Für die passende Adaptierung des Gameplays sollte eine adäquate medizinische Diagnose über das Krankheitsbild vorhanden sein und dementsprechend eine GMFCS-Klassifikation für den Patienten. Laut dem GMFCS Level III, können Patienten kurze Distanzen mit Gehhilfen bewältigen. Für längere Strecken ist ein Gehwagen notwendig. Aufstehen aus dem Sitzen ist nur mit Hilfe möglich und der Stand erfordert eine Hilfsperson bzw. eine Möglichkeit zum Festhalten. Aus der groben Beschreibung der motorischen Fertigkeiten wird ersichtlich, dass es sich für die Patienten als kompliziert erweist, herkömmliche „klassische“ Bewegungen auszuführen, wie z.B. Laufen, Springen oder einseitiges Verlagern des Gewichts. Diese Fertigkeiten sind aber für die meisten herkömmlichen Spieleanwendungen eine Grundvoraussetzung und verhindern somit eine Anwendung bei ICP Patienten.
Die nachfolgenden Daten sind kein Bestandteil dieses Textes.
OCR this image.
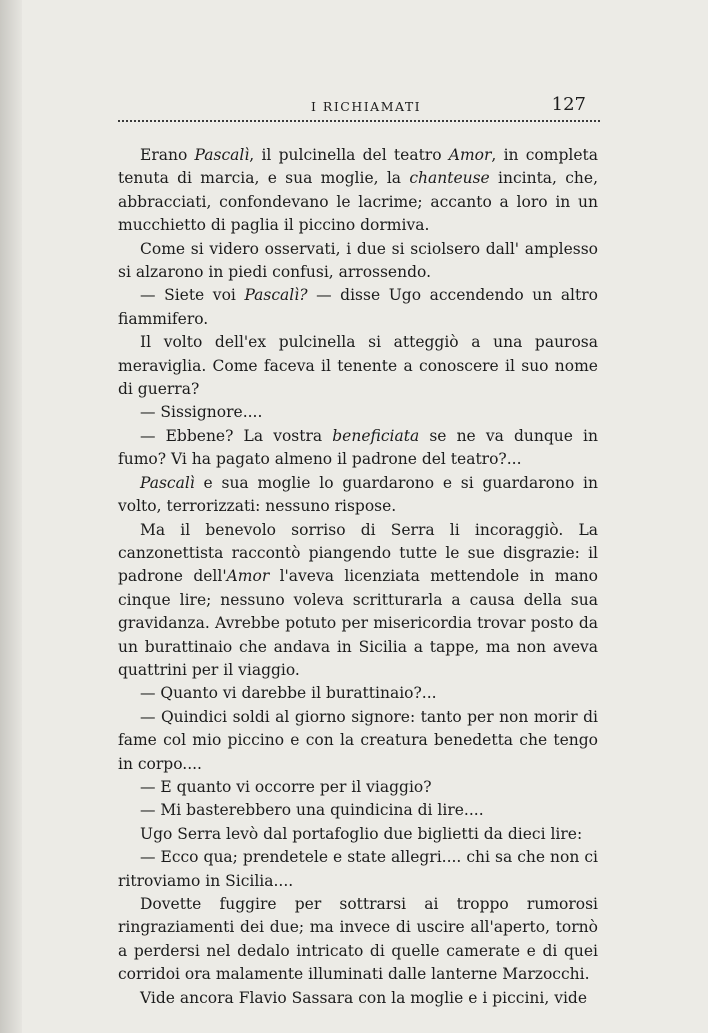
I RICHIAMATI	127

Erano Pascalì, il pulcinella del teatro Amor, in completa tenuta di marcia, e sua moglie, la chanteuse incinta, che, abbracciati, confondevano le lacrime; accanto a loro in un mucchietto di paglia il piccino dormiva.

Come si videro osservati, i due si sciolsero dall' amplesso si alzarono in piedi confusi, arrossendo.

— Siete voi Pascalì? — disse Ugo accendendo un altro fiammifero.

Il volto dell'ex pulcinella si atteggiò a una paurosa meraviglia. Come faceva il tenente a conoscere il suo nome di guerra?

— Sissignore....

— Ebbene? La vostra beneficiata se ne va dunque in fumo? Vi ha pagato almeno il padrone del teatro?...

Pascalì e sua moglie lo guardarono e si guardarono in volto, terrorizzati: nessuno rispose.

Ma il benevolo sorriso di Serra li incoraggiò. La canzonettista raccontò piangendo tutte le sue disgrazie: il padrone dell'Amor l'aveva licenziata mettendole in mano cinque lire; nessuno voleva scritturarla a causa della sua gravidanza. Avrebbe potuto per misericordia trovar posto da un burattinaio che andava in Sicilia a tappe, ma non aveva quattrini per il viaggio.

— Quanto vi darebbe il burattinaio?...

— Quindici soldi al giorno signore: tanto per non morir di fame col mio piccino e con la creatura benedetta che tengo in corpo....

— E quanto vi occorre per il viaggio?

— Mi basterebbero una quindicina di lire....

Ugo Serra levò dal portafoglio due biglietti da dieci lire:

— Ecco qua; prendetele e state allegri.... chi sa che non ci ritroviamo in Sicilia....

Dovette fuggire per sottrarsi ai troppo rumorosi ringraziamenti dei due; ma invece di uscire all'aperto, tornò a perdersi nel dedalo intricato di quelle camerate e di quei corridoi ora malamente illuminati dalle lanterne Marzocchi.

Vide ancora Flavio Sassara con la moglie e i piccini, vide
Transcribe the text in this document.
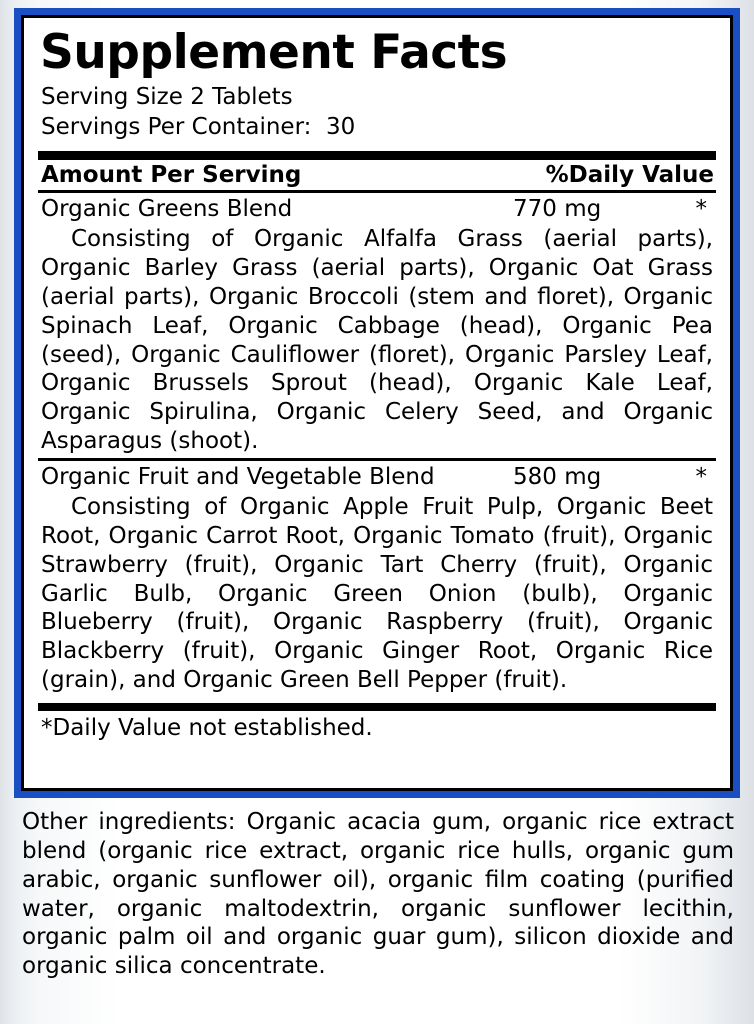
Supplement Facts
Serving Size 2 Tablets
Servings Per Container:  30
Amount Per Serving	%Daily Value
Organic Greens Blend	770 mg	*
Consisting of Organic Alfalfa Grass (aerial parts), Organic Barley Grass (aerial parts), Organic Oat Grass (aerial parts), Organic Broccoli (stem and floret), Organic Spinach Leaf, Organic Cabbage (head), Organic Pea (seed), Organic Cauliflower (floret), Organic Parsley Leaf, Organic Brussels Sprout (head), Organic Kale Leaf, Organic Spirulina, Organic Celery Seed, and Organic Asparagus (shoot).
Organic Fruit and Vegetable Blend	580 mg	*
Consisting of Organic Apple Fruit Pulp, Organic Beet Root, Organic Carrot Root, Organic Tomato (fruit), Organic Strawberry (fruit), Organic Tart Cherry (fruit), Organic Garlic Bulb, Organic Green Onion (bulb), Organic Blueberry (fruit), Organic Raspberry (fruit), Organic Blackberry (fruit), Organic Ginger Root, Organic Rice (grain), and Organic Green Bell Pepper (fruit).
*Daily Value not established.
Other ingredients: Organic acacia gum, organic rice extract blend (organic rice extract, organic rice hulls, organic gum arabic, organic sunflower oil), organic film coating (purified water, organic maltodextrin, organic sunflower lecithin, organic palm oil and organic guar gum), silicon dioxide and organic silica concentrate.
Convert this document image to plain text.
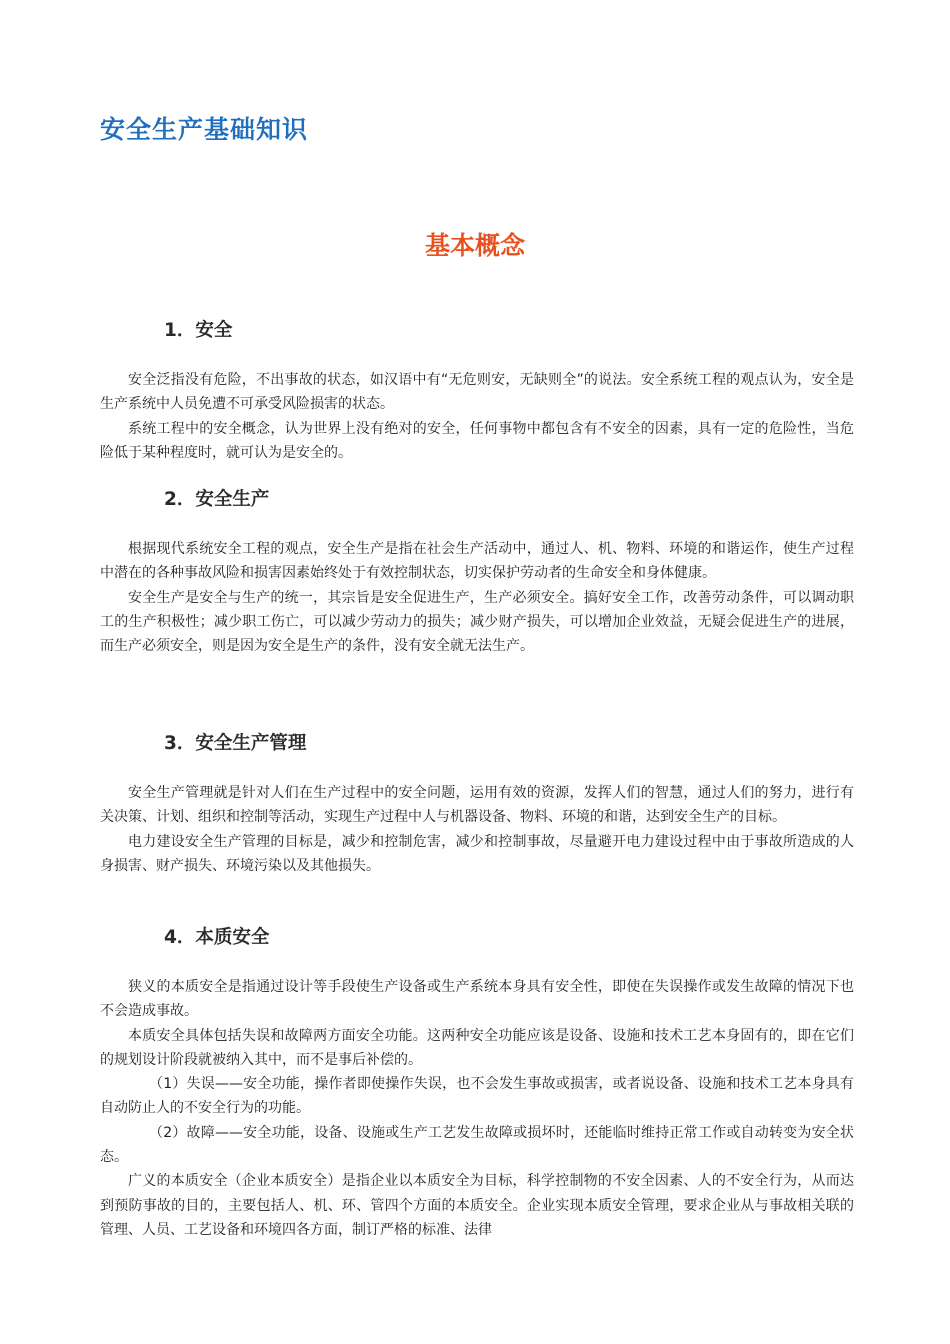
安全生产基础知识
基本概念
1．安全

安全泛指没有危险，不出事故的状态，如汉语中有“无危则安，无缺则全”的说法。安全系统工程的观点认为，安全是生产系统中人员免遭不可承受风险损害的状态。

系统工程中的安全概念，认为世界上没有绝对的安全，任何事物中都包含有不安全的因素，具有一定的危险性，当危险低于某种程度时，就可认为是安全的。

2．安全生产

根据现代系统安全工程的观点，安全生产是指在社会生产活动中，通过人、机、物料、环境的和谐运作，使生产过程中潜在的各种事故风险和损害因素始终处于有效控制状态，切实保护劳动者的生命安全和身体健康。

安全生产是安全与生产的统一，其宗旨是安全促进生产，生产必须安全。搞好安全工作，改善劳动条件，可以调动职工的生产积极性；减少职工伤亡，可以减少劳动力的损失；减少财产损失，可以增加企业效益，无疑会促进生产的进展，而生产必须安全，则是因为安全是生产的条件，没有安全就无法生产。

3．安全生产管理

安全生产管理就是针对人们在生产过程中的安全问题，运用有效的资源，发挥人们的智慧，通过人们的努力，进行有关决策、计划、组织和控制等活动，实现生产过程中人与机器设备、物料、环境的和谐，达到安全生产的目标。

电力建设安全生产管理的目标是，减少和控制危害，减少和控制事故，尽量避开电力建设过程中由于事故所造成的人身损害、财产损失、环境污染以及其他损失。

4．本质安全

狭义的本质安全是指通过设计等手段使生产设备或生产系统本身具有安全性，即使在失误操作或发生故障的情况下也不会造成事故。

本质安全具体包括失误和故障两方面安全功能。这两种安全功能应该是设备、设施和技术工艺本身固有的，即在它们的规划设计阶段就被纳入其中，而不是事后补偿的。

（1）失误——安全功能，操作者即使操作失误，也不会发生事故或损害，或者说设备、设施和技术工艺本身具有自动防止人的不安全行为的功能。

（2）故障——安全功能，设备、设施或生产工艺发生故障或损坏时，还能临时维持正常工作或自动转变为安全状态。

广义的本质安全（企业本质安全）是指企业以本质安全为目标，科学控制物的不安全因素、人的不安全行为，从而达到预防事故的目的，主要包括人、机、环、管四个方面的本质安全。企业实现本质安全管理，要求企业从与事故相关联的管理、人员、工艺设备和环境四各方面，制订严格的标准、法律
Wenn man auf Anwendungen mit einem Balance Board eingeht, sollten verschiedene Faktoren berücksichtigt werden. Zum einen sollte der Aufstieg auf das Board so leicht wie möglich gestaltet werden, d.h. der Einstiegsbereich sollte etwa frei von Kabeln sein. Zudem anderen sollte allseitig eine Festhaltemöglichkeit in Griffweite verfügbar sein. Ebenfalls in Reichweite sollte sich eine Hilfsperson befinden, um den Patienten bei Problemen ein schnelles Absteigen zu ermöglichen. Die Position bzw. Höhe des Bildschirms sowie die Spieleinhalte wie z.B. Symbole, Elemente oder Mauszeiger müssen in einer angemessenen Größe individuell an die Sehfähigkeiten des Patienten angepasst werden. Auch das Gameplay (Spielfrequenz bzw. Geschwindigkeit) sollte individuell an die motorischen Fähigkeiten adaptiert werden.
Folgende Faktoren sollen bei der Konzipierung der Spiele laut Wiemeyer et al. (2015) bedacht werden:
- Die Spielehandhabung sollte leicht verständlich sein z.B. Limitierung der Anzahl der Controller-Tasten, die für die Spieleanwendung nötig sind
- Das Spielequipment sollte Sicherheit vermitteln durch ein Geländer zum festhalten, das um ein Balanceboard herum befestigt wird z.B. Vierfuß-Gehstützen, Posterior-Walker, etc.
- Die Spielgeschwindigkeit sollte an das Tempo der Informationsauffassung und der kognitiven Informationsverarbeitung der Patienten angepasst sein
- Das Schwierigkeitsniveau im Spiel sollte permanent an den momentanen Zustand des Patienten angepasst werden z.B. Geschwindigekeit, Drehgeschwindigkeit, Objektgrößen, Widerstände, Distanzen (vgl. Wiemeyer, et al., 2015, S. 60 f.)